Happy It’ll Happen Someday
I’m in need of some zingers…recently I have been the recipient of some rather insensitive comments in regards to parenthood. The most memorable of which was on Mother’s Day when my visiting teacher saw me leaving after church and said “Happy M–Happy It’ll Happen Someday!!” I had already sensed that this remark was going from bad to worse so I had quickened my pace to the door which meant that she had to yell that last part across the foyer. I was completely mortified. In my state of shock I tearfully made my way to the car, not knowing how someone could say, let alone yell 🙂 such a thing.

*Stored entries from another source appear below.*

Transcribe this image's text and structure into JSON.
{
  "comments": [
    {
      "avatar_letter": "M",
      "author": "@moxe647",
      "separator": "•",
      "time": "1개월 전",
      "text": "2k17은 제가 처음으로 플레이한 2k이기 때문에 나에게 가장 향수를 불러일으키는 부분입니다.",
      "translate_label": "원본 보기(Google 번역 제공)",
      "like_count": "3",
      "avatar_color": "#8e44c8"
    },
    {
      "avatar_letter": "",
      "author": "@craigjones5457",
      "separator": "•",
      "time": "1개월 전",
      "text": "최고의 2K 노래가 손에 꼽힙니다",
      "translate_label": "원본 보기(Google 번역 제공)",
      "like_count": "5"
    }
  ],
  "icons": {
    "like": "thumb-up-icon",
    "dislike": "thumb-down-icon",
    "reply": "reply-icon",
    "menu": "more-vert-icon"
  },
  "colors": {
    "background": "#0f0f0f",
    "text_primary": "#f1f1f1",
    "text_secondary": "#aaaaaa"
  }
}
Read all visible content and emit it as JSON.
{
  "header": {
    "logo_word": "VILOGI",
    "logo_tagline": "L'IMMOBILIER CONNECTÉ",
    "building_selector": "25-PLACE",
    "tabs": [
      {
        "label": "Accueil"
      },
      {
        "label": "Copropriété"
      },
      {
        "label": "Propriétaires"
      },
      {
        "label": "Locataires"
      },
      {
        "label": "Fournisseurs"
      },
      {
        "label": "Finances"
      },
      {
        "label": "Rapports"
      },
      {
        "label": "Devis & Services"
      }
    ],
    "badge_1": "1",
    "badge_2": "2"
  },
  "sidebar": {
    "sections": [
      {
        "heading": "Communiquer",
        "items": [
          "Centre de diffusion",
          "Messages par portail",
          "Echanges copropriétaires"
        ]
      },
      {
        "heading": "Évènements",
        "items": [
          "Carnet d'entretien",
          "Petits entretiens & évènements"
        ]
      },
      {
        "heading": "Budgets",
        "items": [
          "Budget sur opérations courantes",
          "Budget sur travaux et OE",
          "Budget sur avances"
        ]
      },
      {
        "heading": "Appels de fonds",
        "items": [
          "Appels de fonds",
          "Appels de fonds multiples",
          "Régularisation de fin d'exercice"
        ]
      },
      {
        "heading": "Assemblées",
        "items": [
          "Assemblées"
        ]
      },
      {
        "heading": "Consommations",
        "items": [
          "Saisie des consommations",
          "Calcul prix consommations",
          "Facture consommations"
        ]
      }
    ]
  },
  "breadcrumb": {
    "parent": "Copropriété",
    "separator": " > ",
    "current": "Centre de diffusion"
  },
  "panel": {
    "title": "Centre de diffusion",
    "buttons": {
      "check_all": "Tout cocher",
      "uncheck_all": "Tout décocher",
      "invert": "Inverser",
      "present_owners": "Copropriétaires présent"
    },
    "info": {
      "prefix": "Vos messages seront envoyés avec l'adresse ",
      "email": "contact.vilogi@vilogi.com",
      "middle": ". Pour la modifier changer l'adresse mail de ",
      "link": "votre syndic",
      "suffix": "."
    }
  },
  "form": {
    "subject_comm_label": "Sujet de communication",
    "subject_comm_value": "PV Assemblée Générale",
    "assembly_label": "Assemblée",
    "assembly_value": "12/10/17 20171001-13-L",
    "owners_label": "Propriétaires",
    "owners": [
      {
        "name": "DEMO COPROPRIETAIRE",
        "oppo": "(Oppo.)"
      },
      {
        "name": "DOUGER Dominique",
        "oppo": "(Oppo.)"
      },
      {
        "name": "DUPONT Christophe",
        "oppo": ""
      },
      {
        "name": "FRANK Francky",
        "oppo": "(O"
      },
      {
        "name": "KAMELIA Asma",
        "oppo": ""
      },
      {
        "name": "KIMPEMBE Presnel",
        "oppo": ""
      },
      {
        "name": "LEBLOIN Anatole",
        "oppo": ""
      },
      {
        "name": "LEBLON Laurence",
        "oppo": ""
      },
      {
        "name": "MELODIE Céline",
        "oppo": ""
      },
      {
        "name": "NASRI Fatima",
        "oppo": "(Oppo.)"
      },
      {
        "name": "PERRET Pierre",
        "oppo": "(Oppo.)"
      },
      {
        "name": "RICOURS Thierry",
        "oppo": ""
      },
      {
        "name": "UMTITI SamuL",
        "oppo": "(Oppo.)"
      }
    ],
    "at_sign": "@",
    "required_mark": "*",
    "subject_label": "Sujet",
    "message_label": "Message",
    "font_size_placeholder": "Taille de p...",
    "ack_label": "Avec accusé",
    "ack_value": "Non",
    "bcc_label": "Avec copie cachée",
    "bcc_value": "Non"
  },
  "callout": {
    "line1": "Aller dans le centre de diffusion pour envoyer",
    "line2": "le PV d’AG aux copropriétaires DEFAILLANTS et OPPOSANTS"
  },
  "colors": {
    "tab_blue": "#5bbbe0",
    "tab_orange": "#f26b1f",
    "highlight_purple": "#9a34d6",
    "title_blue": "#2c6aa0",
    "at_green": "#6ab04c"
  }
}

Now, I know she meant well, she was trying to be sensitive but that may be the all-time greatest when it comes to crazy comments I get. This weekend one of our youth conference kids, after staying at our house for 2 days, said “So how many kids do you have?” When I said none, with a bit of a laugh as I’m not sure where I would have stashed them over the weekend, he proceeded to ask if we wanted any. I assured him that we did and he went on to tell me that he did not because they were so much trouble…yata yata yata. And then there are the ever present words of comfort, “Be grateful, they’re a pain.” “You can have one of mine.” “Just relax” (which would imply that this is all my doing) or “my sister’s brother’s cousin decided to adopt and the next thing you know, they got pregnant!” . It used to be that I could take these little jabs in stride but lately it has become quite a bit harder so I’m asking for help. What can I say besides “Not yet,” “Oh really,” or “I’ve heard of that happening” when people offer unsolicited advice or ask about my reproductive plans??
ps…This post is not intended to make any of you feel bad. Your questions are welcome as they are motivated by concern & love and I truly appreciate your support….I’d could never have made it this far without you.